While individual resources are amenable to work-arounds like re-engineering or substitution, the ecosystem is not. Excess population will demand planting North America fencepost to fencepost. Agriculture, not cities, is the real killer of ecosystems. It appropriates primary production to humans, with little of it leaked to the original biota. Europe looks different than the US because it has no wilderness, hasn't for 500 years. It has a greatly simplified suite of living things. The land is almost entirely in service to people, environment be damned.

The second issue is, why should be grow a lot more? Is being all crowded together an improvement in quality of life?

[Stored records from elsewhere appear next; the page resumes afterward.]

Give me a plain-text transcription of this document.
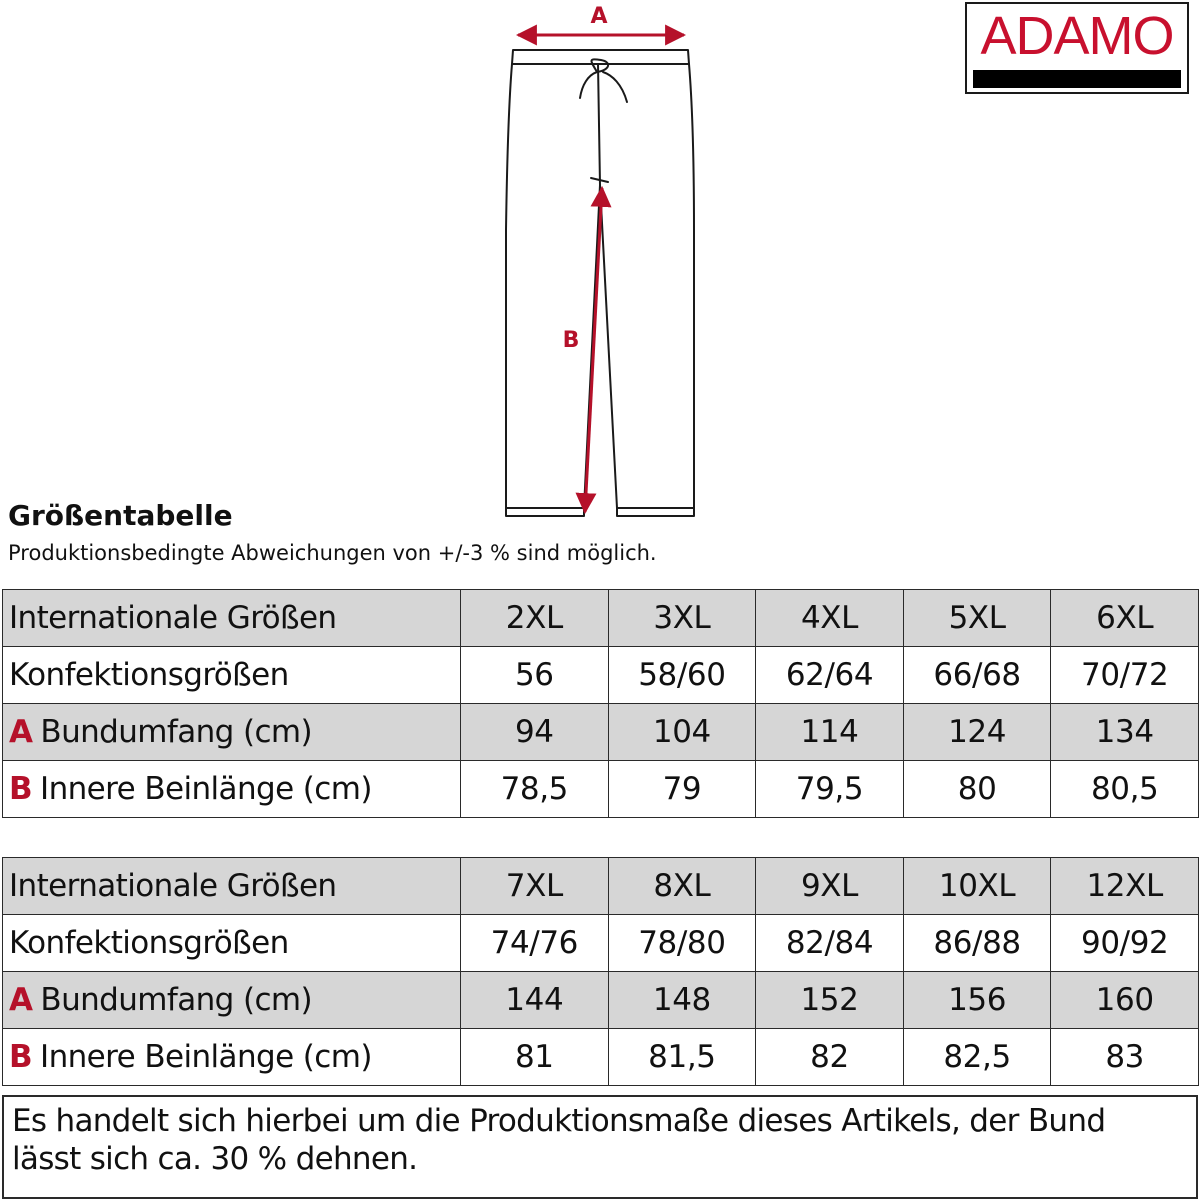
A
B
ADAMO
Größentabelle

Produktionsbedingte Abweichungen von +/-3 % sind möglich.

Internationale Größen	2XL	3XL	4XL	5XL	6XL
Konfektionsgrößen	56	58/60	62/64	66/68	70/72
A Bundumfang (cm)	94	104	114	124	134
B Innere Beinlänge (cm)	78,5	79	79,5	80	80,5
Internationale Größen	7XL	8XL	9XL	10XL	12XL
Konfektionsgrößen	74/76	78/80	82/84	86/88	90/92
A Bundumfang (cm)	144	148	152	156	160
B Innere Beinlänge (cm)	81	81,5	82	82,5	83
Es handelt sich hierbei um die Produktionsmaße dieses Artikels, der Bund
lässt sich ca. 30 % dehnen.
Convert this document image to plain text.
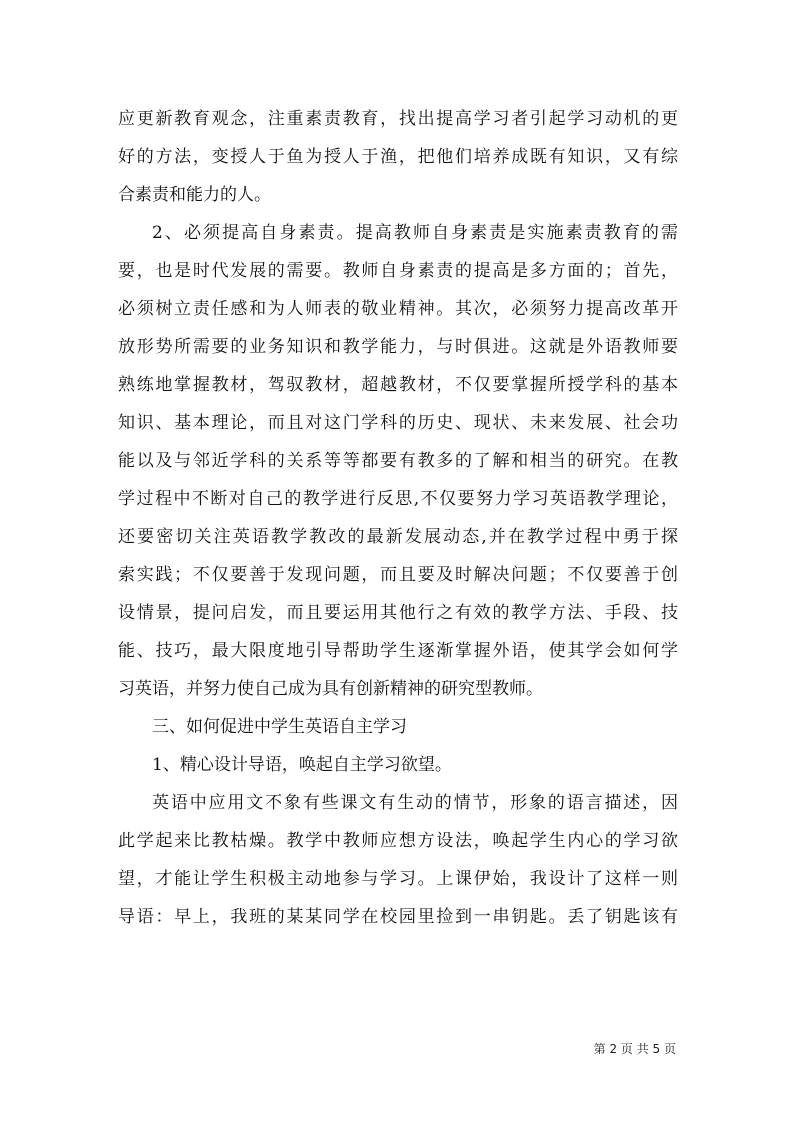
应更新教育观念，注重素责教育，找出提高学习者引起学习动机的更
好的方法，变授人于鱼为授人于渔，把他们培养成既有知识，又有综
合素责和能力的人。
2、必须提高自身素责。提高教师自身素责是实施素责教育的需
要，也是时代发展的需要。教师自身素责的提高是多方面的；首先，
必须树立责任感和为人师表的敬业精神。其次，必须努力提高改革开
放形势所需要的业务知识和教学能力，与时俱进。这就是外语教师要
熟练地掌握教材，驾驭教材，超越教材，不仅要掌握所授学科的基本
知识、基本理论，而且对这门学科的历史、现状、未来发展、社会功
能以及与邻近学科的关系等等都要有教多的了解和相当的研究。在教
学过程中不断对自己的教学进行反思,不仅要努力学习英语教学理论，
还要密切关注英语教学教改的最新发展动态,并在教学过程中勇于探
索实践；不仅要善于发现问题，而且要及时解决问题；不仅要善于创
设情景，提问启发，而且要运用其他行之有效的教学方法、手段、技
能、技巧，最大限度地引导帮助学生逐渐掌握外语，使其学会如何学
习英语，并努力使自己成为具有创新精神的研究型教师。
三、如何促进中学生英语自主学习
1、精心设计导语，唤起自主学习欲望。
英语中应用文不象有些课文有生动的情节，形象的语言描述，因
此学起来比教枯燥。教学中教师应想方设法，唤起学生内心的学习欲
望，才能让学生积极主动地参与学习。上课伊始，我设计了这样一则
导语：早上，我班的某某同学在校园里捡到一串钥匙。丢了钥匙该有
第 2 页 共 5 页
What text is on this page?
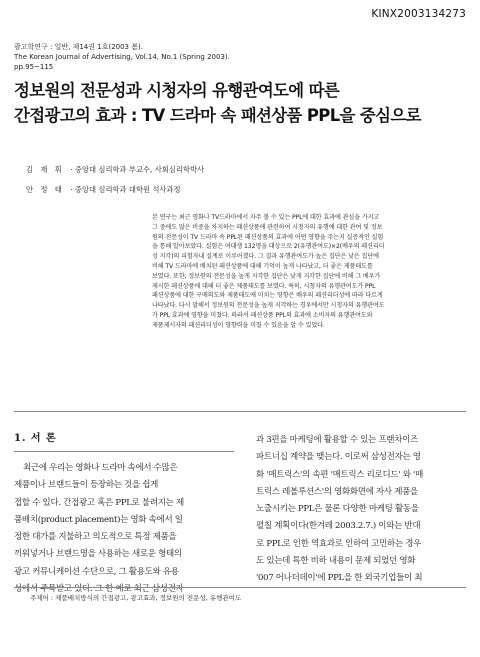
KINX2003134273
광고학연구 : 일반, 제14권 1호(2003 봄).
The Korean Journal of Advertising, Vol.14, No.1 (Spring 2003).
pp.95~115
정보원의 전문성과 시청자의 유행관여도에 따른
간접광고의 효과 : TV 드라마 속 패션상품 PPL을 중심으로
김 재 휘 · 중앙대 심리학과 부교수, 사회심리학박사
안 정 태 · 중앙대 심리학과 대학원 석사과정
본 연구는 최근 영화나 TV드라마에서 자주 볼 수 있는 PPL에 대한 효과에 관심을 가지고
그 중에도 많은 비중을 차지하는 패션상품에 관련하여 시청자의 유행에 대한 관여 및 정보
원의 전문성이 TV 드라마 속 PPL된 패션상품의 효과에 어떤 영향을 주는지 실증적인 실험
을 통해 알아보았다. 실험은 여대생 132명을 대상으로 2(유행관여도)×2(배우의 패션리더
성 지각)의 피험자내 설계로 이루어졌다. 그 결과 유행관여도가 높은 집단은 낮은 집단에
비해 TV 드라마에 배치된 패션상품에 대해 기억이 높게 나타났고, 더 좋은 제품태도를
보였다. 또한, 정보원의 전문성을 높게 지각한 집단은 낮게 지각한 집단에 비해 그 배우가
제시한 패션상품에 대해 더 좋은 제품태도를 보였다. 특히, 시청자의 유행관여도가 PPL
패션상품에 대한 구매의도와 제품태도에 미치는 영향은 배우의 패션리더성에 따라 다르게
나타났다. 다시 말해서 정보원의 전문성을 높게 지각하는 경우에서만 시청자의 유행관여도
가 PPL 효과에 영향을 미쳤다. 따라서 패션상품 PPL의 효과에 소비자의 유행관여도와
제품제시자의 패션리더성이 영향력을 미칠 수 있음을 알 수 있었다.
1. 서 론
최근에 우리는 영화나 드라마 속에서 수많은
제품이나 브랜드들이 등장하는 것을 쉽게
접할 수 있다. 간접광고 혹은 PPL로 불려지는 제
품배치(product placement)는 영화 속에서 일
정한 대가를 지불하고 의도적으로 특정 제품을
끼워넣거나 브랜드명을 사용하는 새로운 형태의
광고 커뮤니케이션 수단으로, 그 활용도와 유용
성에서 주목받고 있다. 그 한 예로 최근 삼성전자
과 3편을 마케팅에 활용할 수 있는 프랜차이즈
파트너십 계약을 맺는다. 이로써 삼성전자는 영
화 '매트릭스'의 속편 '매트릭스 리로디드' 와 '매
트릭스 레볼루션스'의 영화화면에 자사 제품을
노출시키는 PPL은 물론 다양한 마케팅 활동을
펼칠 계획이다(한겨레 2003.2.7.) 이와는 반대
로 PPL로 인한 역효과로 인하여 고민하는 경우
도 있는데 특한 비하 내용이 문제 되었던 영화
'007 어나더데이'에 PPL을 한 외국기업들이 최
주제어 : 제품배치방식의 간접광고, 광고효과, 정보원의 전문성, 유행관여도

Just because we could support billions of people on North America doesn't make it a good idea.

CB, you have great ideas on LFTR, and I support it. It reduces the env. impact of power production and makes it cheap. Cheap power is essential to prosperity. I don't think supporting LFTR for these reasons puts me in the unlimited growth camp...shouldn't put you there, either.

Yogi said...

There's a review of Limits to Growth in American Scientist. It's on target, more or less.

The article itself is behind a pay wall, but this sentence from the abstract is a big red flag regarding its credibility:

Although new sources of energy have been found, they are much more expensive to extract, a declining return on investment that Hall and Day think could lead to large societal problems in the near future.

Hall has posted material on the Oil Drum claming nuclear has an EROEI as low as 5, no doubt because he has drunk the Storm-Smith Club of Rome Kool-Aid himself.

There is another review of Limits to Growth available online:

http://www.csiro.au/files/files/plje.pdf


The overall population growth rate is following the “Standard Run”, but the specific details are not.

Birth rate is falling in line with the “Comprehensive Technology” scenario, while death rate has fallen faster than any scenario but is now stabilizing, suggesting global population will stabilize around mid century, in line with U.N. forecasts.

Pollution is similar to the standard run, but only because atmospheric CO2 levels are used as a proxy for all pollution. Replacing fossil fuels with 4th generation nuclear reactors like the LFTR should solve that problem and leave plenty of surplus energy for exploiting low grade mineral resources.